La première grosse bordée de neige est tombée. On vient donc de recevoir nos munitions. L'ennemi aussi. Les balles de neige vont fuser. La guerre des Tuques va recommencer.

Stratégiquement, j'habite au mauvais endroit. Pour me rendre à l'école des Français, je dois passer devant l'école des Anglais. Ma maison, c'est la bande de Gaza. Gare aux snowballs! Je risque ma vie quatre fois par jour. Le matin en allant à l'école; le midi en revenant dîner chez moi; l'après-midi en retournant à mes cours; à la fin de la journée, en revenant pour de bon à la maison. Je risque donc ma vie 20 fois par semaine, 80 fois par mois, 400 fois par hiver. Méchant stress.

Je dis ma vie, mais c'est surtout mon nez, car c'est tout ce qui dépasse. Le reste de mon corps est protégé par des tonnes d'épaisseurs de vêtements de neige. Caleçon long, chandails, pantalon, combinaison de motoneige, tuque, foulard, mitaines, je ne suis plus un être humain, je suis un paquet.

Le matin, le paquet a la paix. Ma mère marche à l'école avec moi. Les paquets anglais se tiennent tranquilles. De toute façon, ils sont à peine réveillés. C'est le midi que ça se complique. Je suis autonome. Je n'ai que la rue à traverser. Mais quelle rue!

Comment passer à l'ouest en restant sec? Les peureux font de longs détours. Ils remontent la rue Girouard jusqu'à Monkland ou descendent Girouard jusqu'à Côte-Saint-Antoine. Ce n'est pas mon genre. Je ne reviendrai pas chez moi par la porte d'en arrière. J'habite rue Notre-Dame-de-Grâce, je vais passer par la rue Notre-Dame-de-Grâce.

Onze heures trente. La cloche ronde de l'école primaire Notre-Dame-de-Grâce retentit, la cloche carrée de la N.D.G Elementary School aussi. C'est parti! Il y en a qui s'en tirent grâce à leur rapidité. Ils déboulent l'escalier, s'habillent à la vitesse d'un amant surpris, sortent de l'école en courant comme Johny Rodgers. Les Anglais ont à peine eu le temps de lancer une balle, ils sont déjà assis dans la cuisine de maman à boire leur chocolat chaud.

Moi, je suis lent. Ce n'est pas ma faute, c'est la faute de mes jambes. Je descends les marches prudemment. J'enfile mes couches de vêtements avec application. Et je marche clopin-clopant jusque chez moi. Je suis la cible idéale. Heureusement, Stéphane Carrière, mon ami, a la gentillesse de m'escorter. Nous sommes deux contre l'Empire britannique.

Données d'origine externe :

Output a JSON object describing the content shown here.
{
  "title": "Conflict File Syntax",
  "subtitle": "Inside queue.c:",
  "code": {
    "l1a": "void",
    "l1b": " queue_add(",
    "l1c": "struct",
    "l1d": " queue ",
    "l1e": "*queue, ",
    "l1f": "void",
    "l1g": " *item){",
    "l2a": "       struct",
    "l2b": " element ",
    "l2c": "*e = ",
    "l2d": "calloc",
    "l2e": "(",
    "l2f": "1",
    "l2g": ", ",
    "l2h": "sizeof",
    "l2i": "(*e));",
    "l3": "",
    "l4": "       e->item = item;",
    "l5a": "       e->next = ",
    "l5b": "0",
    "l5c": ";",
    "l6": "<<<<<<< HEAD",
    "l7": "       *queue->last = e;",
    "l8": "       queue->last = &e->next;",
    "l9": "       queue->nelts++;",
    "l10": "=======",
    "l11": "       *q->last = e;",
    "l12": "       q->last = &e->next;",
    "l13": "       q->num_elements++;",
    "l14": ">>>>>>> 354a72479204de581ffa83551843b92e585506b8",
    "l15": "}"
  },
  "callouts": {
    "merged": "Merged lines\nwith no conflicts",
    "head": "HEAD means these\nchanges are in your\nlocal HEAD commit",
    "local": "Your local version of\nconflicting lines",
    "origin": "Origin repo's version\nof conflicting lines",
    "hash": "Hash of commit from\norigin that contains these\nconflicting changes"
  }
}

Toe Blake a dit que la meilleure défensive, c'est l'attaque, alors on se taponne une dizaine de balles de neige avant de traverser la rue. Puis, on crie et on fonce. Les Anglais sortent de leur fort et nous visent avec précision. On réplique tant bien que mal. Mais ils sont trop nombreux. Quand je rentre chez moi, j'ai l'air d'une grosse balle de neige. J'ai l'air du bonhomme Michelin. Ma mère me demande chaque fois: «Que s'est-il passé?» Je réponds toujours que j'ai joué dans la neige. Jamais je ne lui dirai que c'est la guerre dehors. Cette guerre ne concerne pas nos parents. On ne veut surtout pas qu'ils s'en mêlent. Cette guerre, c'est notre affaire.

La bataille de 13h est moins cruelle mais plus imprévisible. C'est qu'on est une grosse gang de francophones et d'anglophones emmitouflés à retourner à l'école en même temps. Comment savoir si la tuque est anglaise ou française? On ne prend pas de risque: on vise dans le tas. Lorsque notre balle de neige frappe le nez de quelqu'un, si on entend fuck!, c'est un des leurs. Si on entend «tabarnak!», c'est un des nôtres. Les victimes amies sont nombreuses.

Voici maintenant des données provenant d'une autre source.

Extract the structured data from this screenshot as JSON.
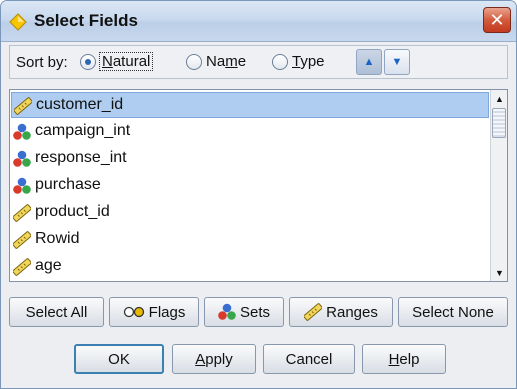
{
  "window": {
    "title": "Select Fields",
    "close_glyph": "✕"
  },
  "sort": {
    "label": "Sort by:",
    "options": [
      {
        "pre": "",
        "u": "N",
        "post": "atural",
        "selected": true
      },
      {
        "pre": "Na",
        "u": "m",
        "post": "e",
        "selected": false
      },
      {
        "pre": "",
        "u": "T",
        "post": "ype",
        "selected": false
      }
    ],
    "ascending_glyph": "▲",
    "descending_glyph": "▼"
  },
  "fields": [
    {
      "name": "customer_id",
      "icon": "range-icon",
      "selected": true
    },
    {
      "name": "campaign_int",
      "icon": "set-icon",
      "selected": false
    },
    {
      "name": "response_int",
      "icon": "set-icon",
      "selected": false
    },
    {
      "name": "purchase",
      "icon": "set-icon",
      "selected": false
    },
    {
      "name": "product_id",
      "icon": "range-icon",
      "selected": false
    },
    {
      "name": "Rowid",
      "icon": "range-icon",
      "selected": false
    },
    {
      "name": "age",
      "icon": "range-icon",
      "selected": false
    }
  ],
  "scrollbar": {
    "up_glyph": "▲",
    "down_glyph": "▼"
  },
  "selection_buttons": {
    "select_all": "Select All",
    "flags": "Flags",
    "sets": "Sets",
    "ranges": "Ranges",
    "select_none": "Select None"
  },
  "dialog_buttons": {
    "ok": "OK",
    "apply": {
      "u": "A",
      "rest": "pply"
    },
    "cancel": "Cancel",
    "help": {
      "u": "H",
      "rest": "elp"
    }
  },
  "colors": {
    "selection": "#aecdf0",
    "close_button": "#c23a1e",
    "accent": "#2d66b3"
  }
}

On assiste à nos cours de l'après-midi, le fond de culotte mouillé. Avec une boule dans la gorge. On angoisse. La bataille de 16h est la pire. La plus sombre. C'est souvent un massacre. On soupçonne les professeurs des Anglais de les laisser partir à 15h45 pour les avantager. Quand on traverse la rue, ils sont prêts. Avec des tonnes de munitions dans les mains. Ils bombardent les pissous. Quand j'arrive en retard, il leur en reste encore.

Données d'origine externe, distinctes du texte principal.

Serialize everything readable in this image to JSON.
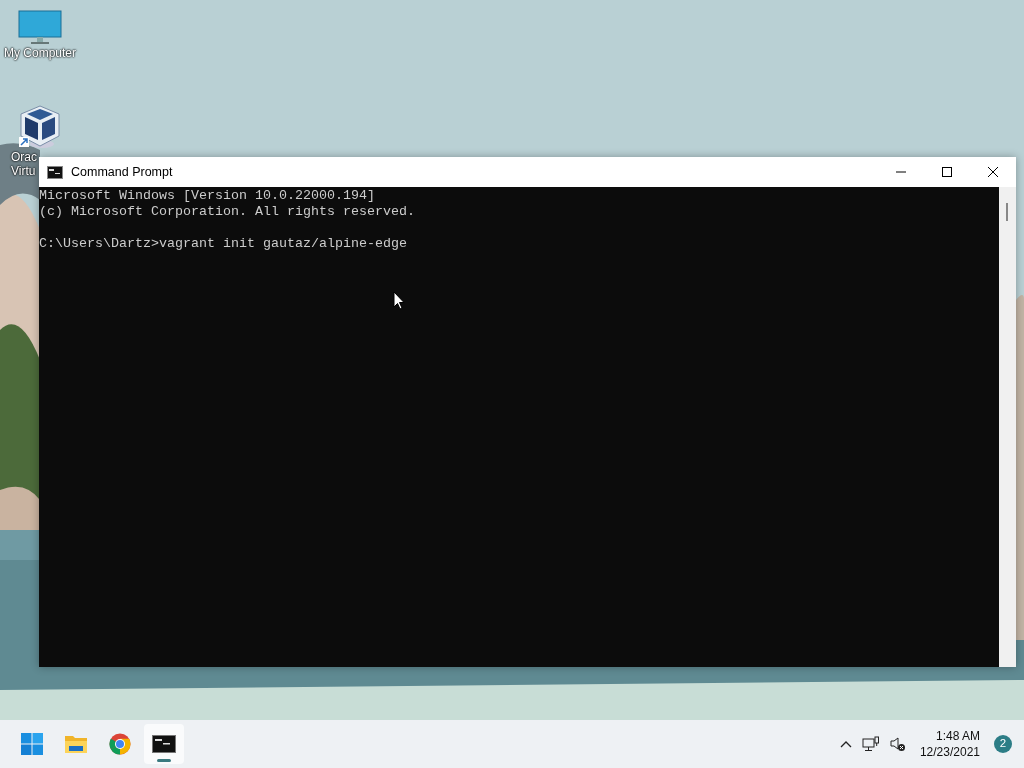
{
  "desktop_icons": [
    {
      "kind": "computer",
      "lines": [
        "My Computer"
      ]
    },
    {
      "kind": "virtualbox",
      "lines": [
        "Orac",
        "Virtu"
      ]
    }
  ],
  "window": {
    "title": "Command Prompt",
    "blocks": [
      [
        "Microsoft Windows [Version 10.0.22000.194]",
        "(c) Microsoft Corporation. All rights reserved."
      ],
      [
        "C:\\Users\\Dartz>vagrant init gautaz/alpine-edge"
      ]
    ]
  },
  "taskbar": {
    "apps": [
      {
        "kind": "start",
        "selected": false
      },
      {
        "kind": "explorer",
        "selected": false
      },
      {
        "kind": "chrome",
        "selected": false
      },
      {
        "kind": "terminal",
        "selected": true
      }
    ],
    "clock": {
      "time": "1:48 AM",
      "date": "12/23/2021"
    },
    "notification_count": "2"
  }
}
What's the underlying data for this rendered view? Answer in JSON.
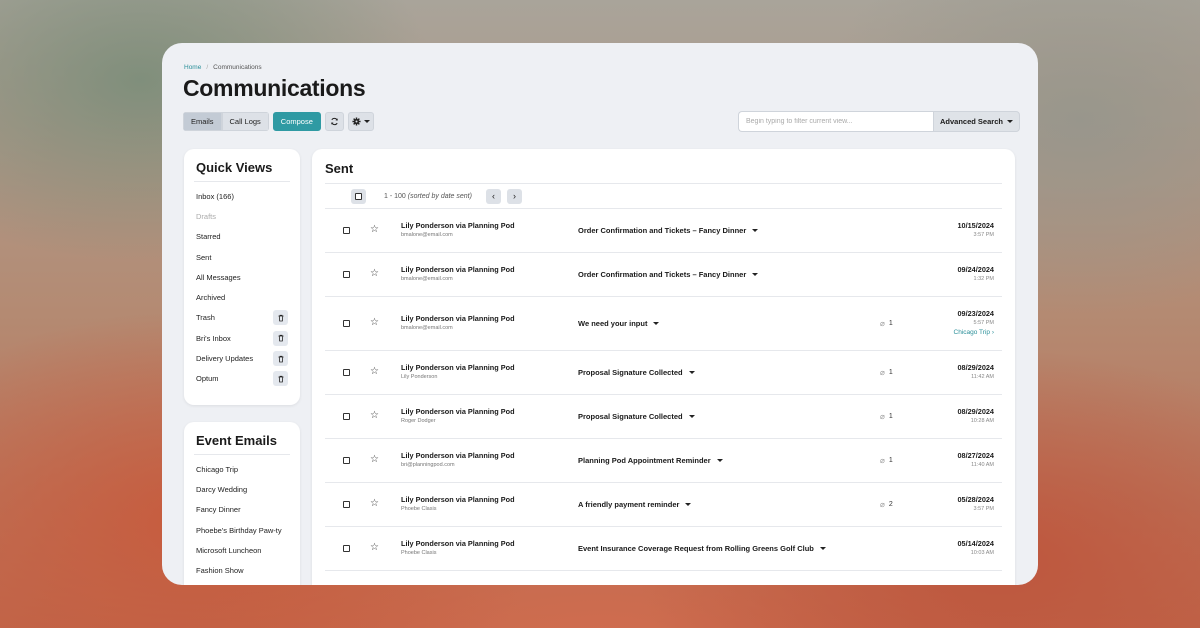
{
  "breadcrumb": {
    "home": "Home",
    "sep": "/",
    "current": "Communications"
  },
  "page": {
    "title": "Communications"
  },
  "toolbar": {
    "emails": "Emails",
    "call_logs": "Call Logs",
    "compose": "Compose",
    "refresh_icon": "refresh-icon",
    "gear_icon": "gear-icon"
  },
  "search": {
    "placeholder": "Begin typing to filter current view...",
    "advanced": "Advanced Search"
  },
  "quick_views": {
    "title": "Quick Views",
    "items": [
      {
        "label": "Inbox (166)"
      },
      {
        "label": "Drafts"
      },
      {
        "label": "Starred"
      },
      {
        "label": "Sent"
      },
      {
        "label": "All Messages"
      },
      {
        "label": "Archived"
      },
      {
        "label": "Trash"
      },
      {
        "label": "Bri's Inbox"
      },
      {
        "label": "Delivery Updates"
      },
      {
        "label": "Optum"
      }
    ]
  },
  "event_emails": {
    "title": "Event Emails",
    "items": [
      {
        "label": "Chicago Trip"
      },
      {
        "label": "Darcy Wedding"
      },
      {
        "label": "Fancy Dinner"
      },
      {
        "label": "Phoebe's Birthday Paw-ty"
      },
      {
        "label": "Microsoft Luncheon"
      },
      {
        "label": "Fashion Show"
      }
    ]
  },
  "main": {
    "title": "Sent",
    "pager_text": "1 - 100",
    "pager_sort": "(sorted by date sent)",
    "prev": "‹",
    "next": "›"
  },
  "emails": [
    {
      "from": "Lily Ponderson via Planning Pod",
      "email": "bmalone@email.com",
      "subject": "Order Confirmation and Tickets – Fancy Dinner",
      "attachments": "",
      "date": "10/15/2024",
      "time": "3:57 PM",
      "event": ""
    },
    {
      "from": "Lily Ponderson via Planning Pod",
      "email": "bmalone@email.com",
      "subject": "Order Confirmation and Tickets – Fancy Dinner",
      "attachments": "",
      "date": "09/24/2024",
      "time": "1:32 PM",
      "event": ""
    },
    {
      "from": "Lily Ponderson via Planning Pod",
      "email": "bmalone@email.com",
      "subject": "We need your input",
      "attachments": "1",
      "date": "09/23/2024",
      "time": "5:57 PM",
      "event": "Chicago Trip"
    },
    {
      "from": "Lily Ponderson via Planning Pod",
      "email": "Lily Ponderson",
      "subject": "Proposal Signature Collected",
      "attachments": "1",
      "date": "08/29/2024",
      "time": "11:42 AM",
      "event": ""
    },
    {
      "from": "Lily Ponderson via Planning Pod",
      "email": "Roger Dodger",
      "subject": "Proposal Signature Collected",
      "attachments": "1",
      "date": "08/29/2024",
      "time": "10:28 AM",
      "event": ""
    },
    {
      "from": "Lily Ponderson via Planning Pod",
      "email": "bri@planningpod.com",
      "subject": "Planning Pod Appointment Reminder",
      "attachments": "1",
      "date": "08/27/2024",
      "time": "11:40 AM",
      "event": ""
    },
    {
      "from": "Lily Ponderson via Planning Pod",
      "email": "Phoebe Clasis",
      "subject": "A friendly payment reminder",
      "attachments": "2",
      "date": "05/28/2024",
      "time": "3:57 PM",
      "event": ""
    },
    {
      "from": "Lily Ponderson via Planning Pod",
      "email": "Phoebe Clasis",
      "subject": "Event Insurance Coverage Request from Rolling Greens Golf Club",
      "attachments": "",
      "date": "05/14/2024",
      "time": "10:03 AM",
      "event": ""
    }
  ]
}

Je rentre à la maison, gelé comme un Rolling Stone. Avec une seule idée en tête: me venger. Et, comme Napoléon, j'ai un plan. On a passé le week-end, Carrière, mes voisins et moi, à pelleter la cour des Anglais. On l'a déneigée au complet. Le lundi matin, on voyait l'asphalte. Tandis que la cour des Français débordait de munitions. Nous avons gagné toutes les batailles jusqu'à la bordée de neige suivante. Une semaine historique.

Les grenouilles étaient plus grosses que les boeufs.

On était seulement en décembre 1970 mais, déjà, on sentait que le 15 novembre 1976 s'en venait.

Aujourd'hui, l'école des Anglais est devenue un centre pour personnes âgées. Et les petits vieux ne lancent pas de balles de neige aux gamins qui se rendent à l'école primaire Notre-Dame-de-Grâce. Peut-être qu'ils devraient. Ça leur ferait du bien, aux jeunes comme aux vieux.

Oubliez le ginseng et le Géritol. Pour rajeunir instantanément, il n'y a rien comme lancer une balle de neige. Et en recevoir une est le plus réussi des liftings.

Joyeux hiver!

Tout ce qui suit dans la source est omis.